Kolomenskoye is one of the most ancient places of human habitation within modern Moscow. Archaeological items discovered in its vicinity witness Stone Age (V-III millennium B.C.) settlements once existing here. In old times the village of Kolomenskoye near Moscow came to be directly involved into the historical events known as the Time of Troubles.
In 1923, a small museum was founded at the historically shaped ensemble of Russian Grand Princes and Tsars’ country estate; this museum was to grow up overtime into a complex Kolomenskoye art and architectural museum-reserve with a total area of 254.6 hectares. The unique landscape of Kolomenskoye bears traces of many generations’ life and activities.
Not far from the centre of Kolomenskoye estate, in Dyakovo, the most ancient settlement within modern Moscow appeared 2.5 thousand years ago on a roundish flap-top hill. This site known as Dyakovo Settlement gave its name to Dyakovo archaeological culture. Besides, archaeologists have recently discovered a settlement dated by early Middle Ages (VIII – X centuries AD) in the central part of Kolomenskoye as well as a unique Dyakovo-poyma settlement, which represents an ancient Russian village dated by XI-XII centuries, at the foot of Dyakovo Hill.
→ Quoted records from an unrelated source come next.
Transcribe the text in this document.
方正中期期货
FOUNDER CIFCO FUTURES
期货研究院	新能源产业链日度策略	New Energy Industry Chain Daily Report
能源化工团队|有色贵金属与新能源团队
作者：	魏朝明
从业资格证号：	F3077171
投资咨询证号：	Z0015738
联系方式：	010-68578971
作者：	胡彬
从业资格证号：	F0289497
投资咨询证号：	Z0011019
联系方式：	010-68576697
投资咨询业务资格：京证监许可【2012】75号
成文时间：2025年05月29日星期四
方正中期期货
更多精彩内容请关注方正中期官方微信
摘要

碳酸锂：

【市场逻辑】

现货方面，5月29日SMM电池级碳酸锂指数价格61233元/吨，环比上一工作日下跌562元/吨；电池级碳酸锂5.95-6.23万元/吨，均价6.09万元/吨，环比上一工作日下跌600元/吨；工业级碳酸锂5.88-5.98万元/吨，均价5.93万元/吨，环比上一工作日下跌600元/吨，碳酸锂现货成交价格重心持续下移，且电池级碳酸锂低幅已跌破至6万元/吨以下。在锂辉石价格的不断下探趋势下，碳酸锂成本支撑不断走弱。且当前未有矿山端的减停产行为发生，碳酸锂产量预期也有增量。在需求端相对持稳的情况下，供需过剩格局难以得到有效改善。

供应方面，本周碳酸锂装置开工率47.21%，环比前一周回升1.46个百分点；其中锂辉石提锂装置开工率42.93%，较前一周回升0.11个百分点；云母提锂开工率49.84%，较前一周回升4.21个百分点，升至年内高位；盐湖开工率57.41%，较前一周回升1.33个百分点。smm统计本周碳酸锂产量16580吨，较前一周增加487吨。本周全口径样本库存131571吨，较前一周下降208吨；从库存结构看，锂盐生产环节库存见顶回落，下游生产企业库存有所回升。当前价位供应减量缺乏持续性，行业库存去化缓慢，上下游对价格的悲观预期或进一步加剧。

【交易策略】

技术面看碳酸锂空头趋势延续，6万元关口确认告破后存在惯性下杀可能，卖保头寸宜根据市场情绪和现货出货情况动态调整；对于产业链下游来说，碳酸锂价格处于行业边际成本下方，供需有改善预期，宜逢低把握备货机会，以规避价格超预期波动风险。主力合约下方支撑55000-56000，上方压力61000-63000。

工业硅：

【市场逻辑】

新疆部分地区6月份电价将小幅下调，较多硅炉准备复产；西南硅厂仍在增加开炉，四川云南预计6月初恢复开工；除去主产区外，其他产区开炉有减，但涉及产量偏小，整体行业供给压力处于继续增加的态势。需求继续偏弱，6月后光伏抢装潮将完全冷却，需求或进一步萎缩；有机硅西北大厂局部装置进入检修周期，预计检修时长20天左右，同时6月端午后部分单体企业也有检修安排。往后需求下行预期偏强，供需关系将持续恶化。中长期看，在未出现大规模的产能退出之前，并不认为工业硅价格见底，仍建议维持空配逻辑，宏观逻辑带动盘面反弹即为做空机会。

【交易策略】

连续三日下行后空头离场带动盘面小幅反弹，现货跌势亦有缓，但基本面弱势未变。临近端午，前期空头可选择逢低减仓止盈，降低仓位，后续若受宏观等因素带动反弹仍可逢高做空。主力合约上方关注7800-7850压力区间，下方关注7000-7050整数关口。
On the high bank of Moskva River one can see the Church of the Ascension built in 1532. It is one of the first tent-roof stone churches in Old Russia. In the XVI and XVII centuries, this church, small in interior dimensions, served as a summer family chapel of the Russian Tsars. In 1994, the church was included into the UNESCO World Heritage List altogether with Moscow Kremlin and the Red Square. Nowadays, according to an agreement with the Patriarchy, the church is jointly used by the museum and the patriarchal metochion that was founded in1994. In1917, the great miracle-working icon of Our Lady of Sovereign was uncovered on the ground floor of the church.